I wasn’t raised in a cave. I knew of Margaritaville, it was a catchy tune that occasionally came on the radio when I was a kid, but that was the extent of my early Buffett exposure.
My next Buffett experience, in 1989, we’ll hold on, but I’m not entirely certain I’d connected that he was the Margaritaville guy.
May of 1990, I found myself at my first Air Force duty station. Hurlburt Field, Florida. I was slowly being drug into the beach lifestyle. Doc Johnson shirts were way too obvious as a casual ware choice, so I settled on a brand called Caribbean Soul. They had very beach-like statements worked into colorful artwork on the back. Only one was really considered direct, it started with “Why don’t we get drunk…”
One day we’re at a squadron morale event and one of the NCO’s strikes up a conversation with me. “So, you’re a Jimmy Buffett fan?”
“The Margaritaville guy? Why would you say that?”
“Your shirt… that’s a line from ‘A Pirate Looks at 40’ on the back.”
The next time I hit the BX, I exited with a copy of “Songs you Know By Heart”, and the journey was underway.
Around September, a little over a year later, the culture was going to get DRILLED in there… I was heading to Guam. Adding extra umph, the BX was carrying almost all of his early works on CD. Every couple of weeks I’d pick up a different one and throw it into “rotation” on my room stereo system. (Generally the only nice thing in ANY Airman’s dorm room.)
My buddy Vic, who introduced me to Metallica, Danzig, and Nirvana, found himself sucked into this divergent route as well.
I’d leave active duty not long after that, but Buffett was always nearby, when I found myself needing the calm of the sea, even if it was hundreds of miles away.
Rolling through a Waldenbooks one day (are those even a thing anymore?), I saw a copy of “Tales from Margaritaville”, and bought it. I read Take Another Road twice.

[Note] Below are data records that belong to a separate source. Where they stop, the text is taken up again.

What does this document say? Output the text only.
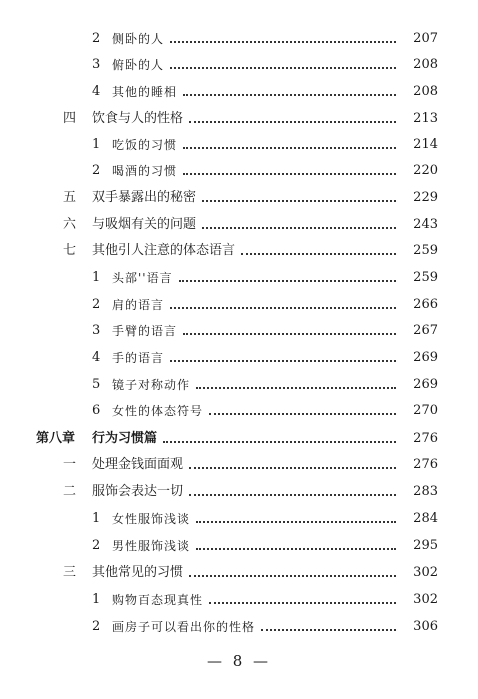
2 侧卧的人	207
3 俯卧的人	208
4 其他的睡相	208
四 饮食与人的性格	213
1 吃饭的习惯	214
2 喝酒的习惯	220
五 双手暴露出的秘密	229
六 与吸烟有关的问题	243
七 其他引人注意的体态语言	259
1 头部''语言	259
2 肩的语言	266
3 手臂的语言	267
4 手的语言	269
5 镜子对称动作	269
6 女性的体态符号	270
第八章 行为习惯篇	276
一 处理金钱面面观	276
二 服饰会表达一切	283
1 女性服饰浅谈	284
2 男性服饰浅谈	295
三 其他常见的习惯	302
1 购物百态现真性	302
2 画房子可以看出你的性格	306
— 8 —
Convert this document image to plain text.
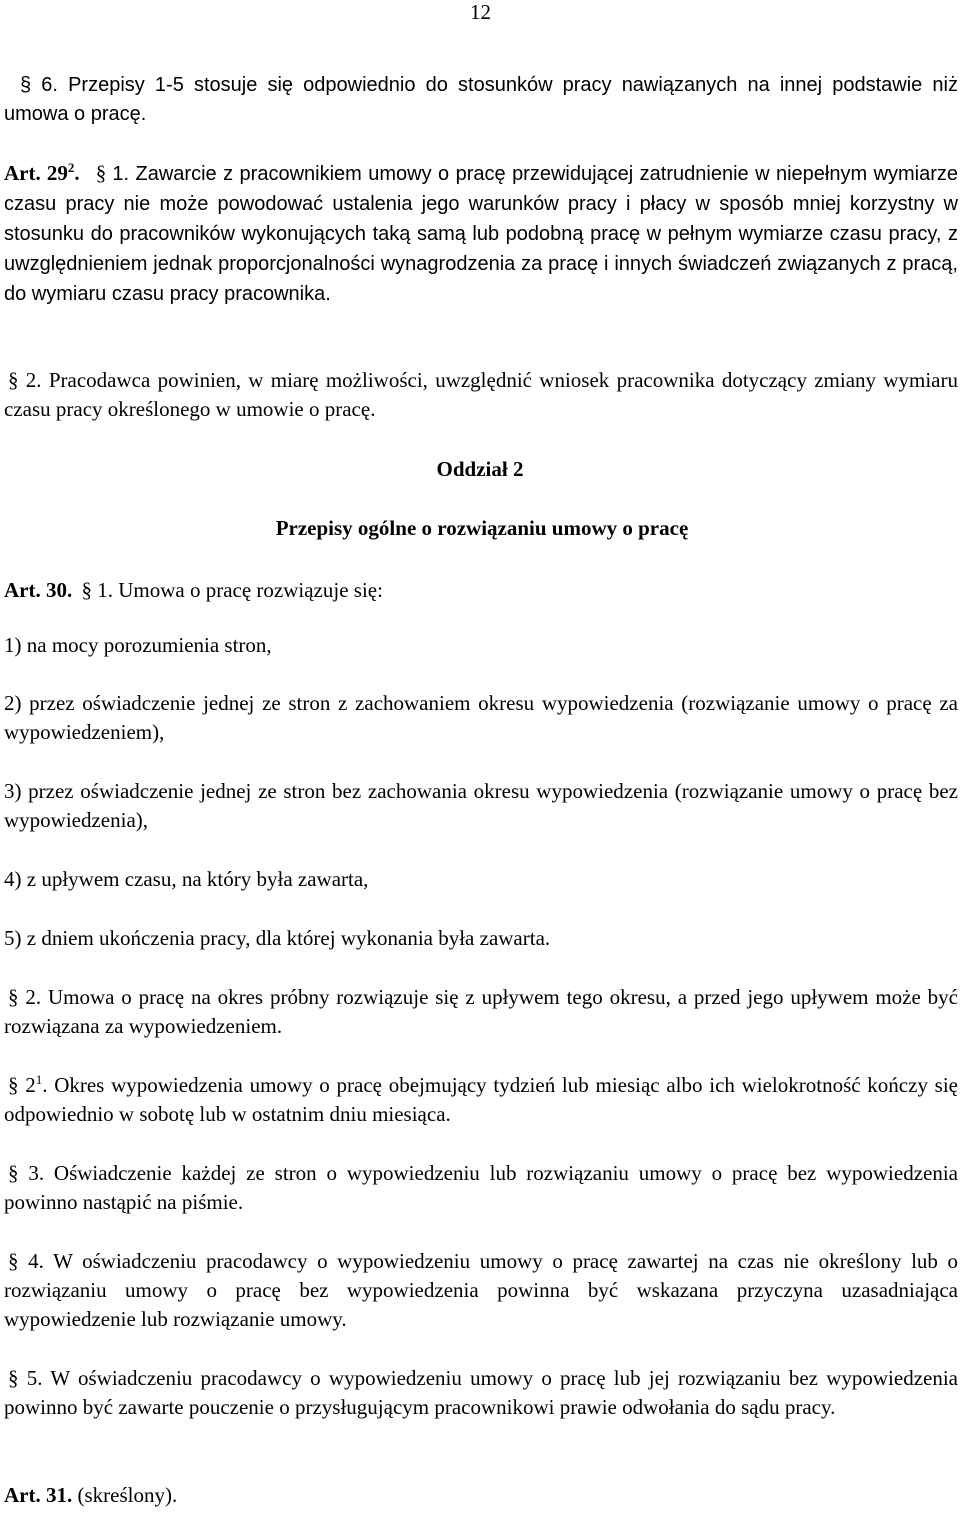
12

§ 6. Przepisy 1-5 stosuje się odpowiednio do stosunków pracy nawiązanych na innej podstawie niż umowa o pracę.

Art. $29^2$. § 1. Zawarcie z pracownikiem umowy o pracę przewidującej zatrudnienie w niepełnym wymiarze czasu pracy nie może powodować ustalenia jego warunków pracy i płacy w sposób mniej korzystny w stosunku do pracowników wykonujących taką samą lub podobną pracę w pełnym wymiarze czasu pracy, z uwzględnieniem jednak proporcjonalności wynagrodzenia za pracę i innych świadczeń związanych z pracą, do wymiaru czasu pracy pracownika.

§ 2. Pracodawca powinien, w miarę możliwości, uwzględnić wniosek pracownika dotyczący zmiany wymiaru czasu pracy określonego w umowie o pracę.

Oddział 2

Przepisy ogólne o rozwiązaniu umowy o pracę

Art. 30. § 1. Umowa o pracę rozwiązuje się:

1) na mocy porozumienia stron,

2) przez oświadczenie jednej ze stron z zachowaniem okresu wypowiedzenia (rozwiązanie umowy o pracę za wypowiedzeniem),

3) przez oświadczenie jednej ze stron bez zachowania okresu wypowiedzenia (rozwiązanie umowy o pracę bez wypowiedzenia),

4) z upływem czasu, na który była zawarta,

5) z dniem ukończenia pracy, dla której wykonania była zawarta.

§ 2. Umowa o pracę na okres próbny rozwiązuje się z upływem tego okresu, a przed jego upływem może być rozwiązana za wypowiedzeniem.

§ $2^1$. Okres wypowiedzenia umowy o pracę obejmujący tydzień lub miesiąc albo ich wielokrotność kończy się odpowiednio w sobotę lub w ostatnim dniu miesiąca.

§ 3. Oświadczenie każdej ze stron o wypowiedzeniu lub rozwiązaniu umowy o pracę bez wypowiedzenia powinno nastąpić na piśmie.

§ 4. W oświadczeniu pracodawcy o wypowiedzeniu umowy o pracę zawartej na czas nie określony lub o rozwiązaniu umowy o pracę bez wypowiedzenia powinna być wskazana przyczyna uzasadniająca wypowiedzenie lub rozwiązanie umowy.

§ 5. W oświadczeniu pracodawcy o wypowiedzeniu umowy o pracę lub jej rozwiązaniu bez wypowiedzenia powinno być zawarte pouczenie o przysługującym pracownikowi prawie odwołania do sądu pracy.

Art. 31. (skreślony).
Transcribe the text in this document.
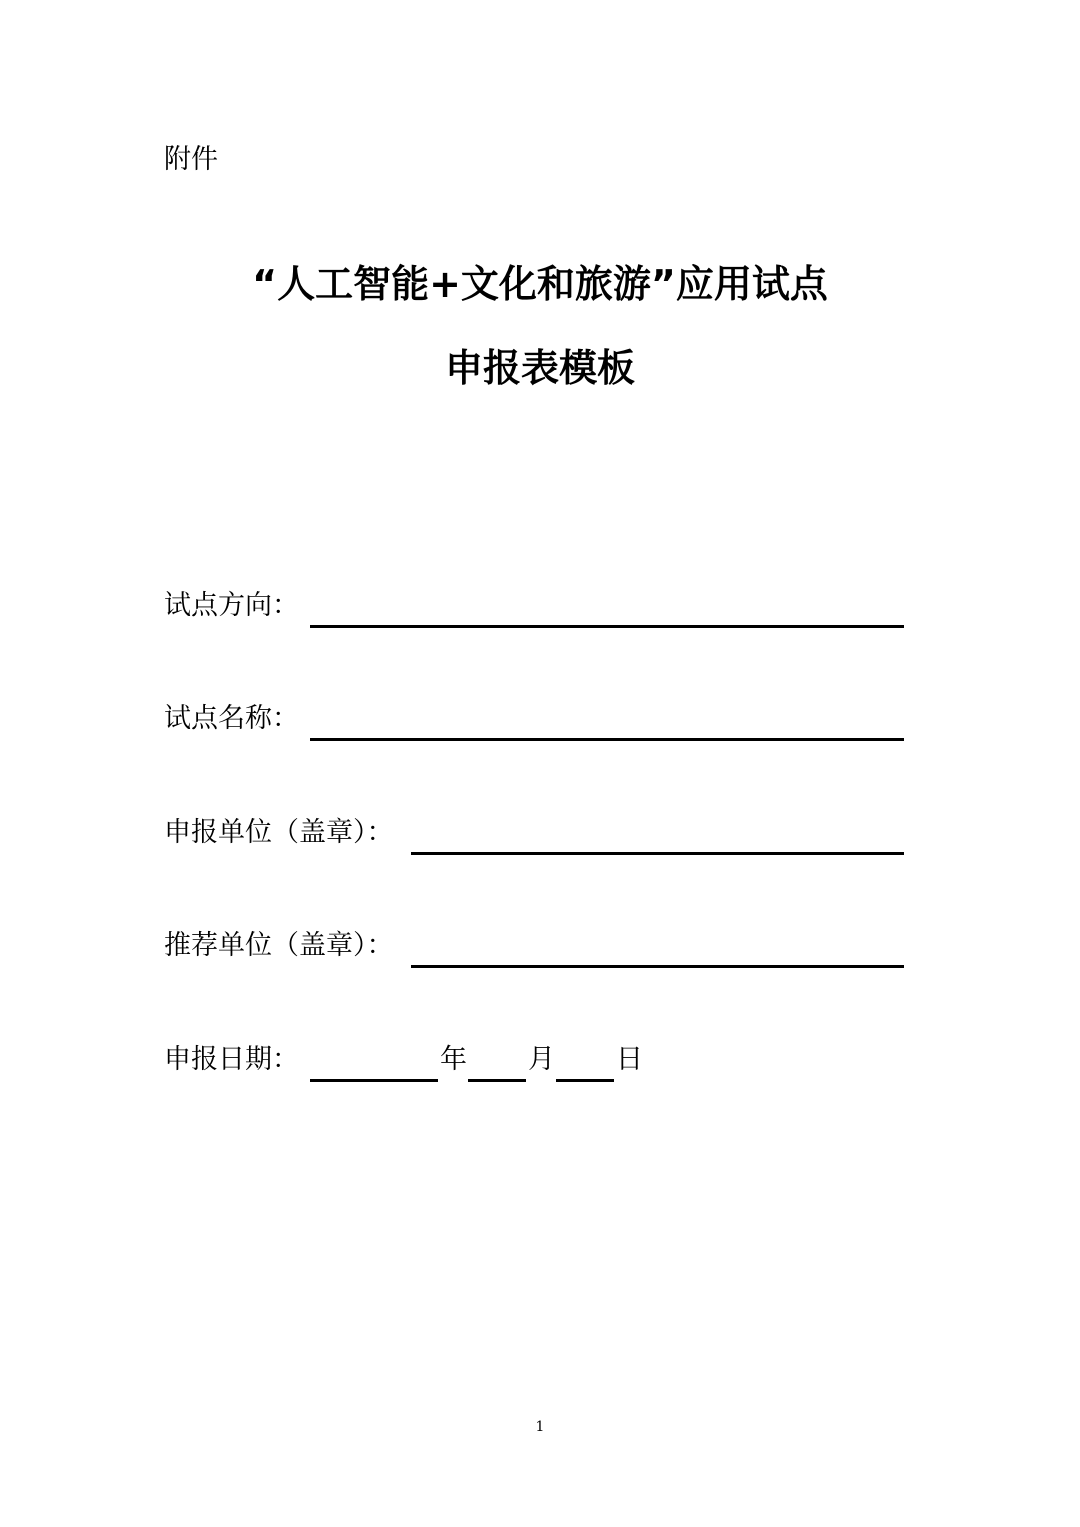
附件
“人工智能+文化和旅游”应用试点
申报表模板
试点方向：
试点名称：
申报单位（盖章）：
推荐单位（盖章）：
申报日期：	年 月 日
1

The story of Tully Mars was nagging at me… I could hear a song, and didn’t know why.
That’s when we slide back to 1989, just before I joined the Air Force, I was doing afternoons at WELK-FM in Elkins, WV where we played the song “Take Another Road”… from Jimmy’s CD “Off to See the Lizard”, one that had never been offered at the BX and missing, until shortly after that kick to the head, from my library.
(And just to keep it real, I loved “Tales”, I’ve read it several times, but I found “Where is Joe Merchant?” to be weird and a tad self-serving. Never got around to “A Salty Piece of Land”.)
To cap all this off, I made it to three concerts, but will always regret I never made it to a forth.
I suspect my experience, maybe a little odder than most, is similar to many of yours. At some point his music struck a chord, diverting us, if only for a moment, to our calm place. A serenity tied to a fictional boat or piece of beach that becomes the light that brings us back to center.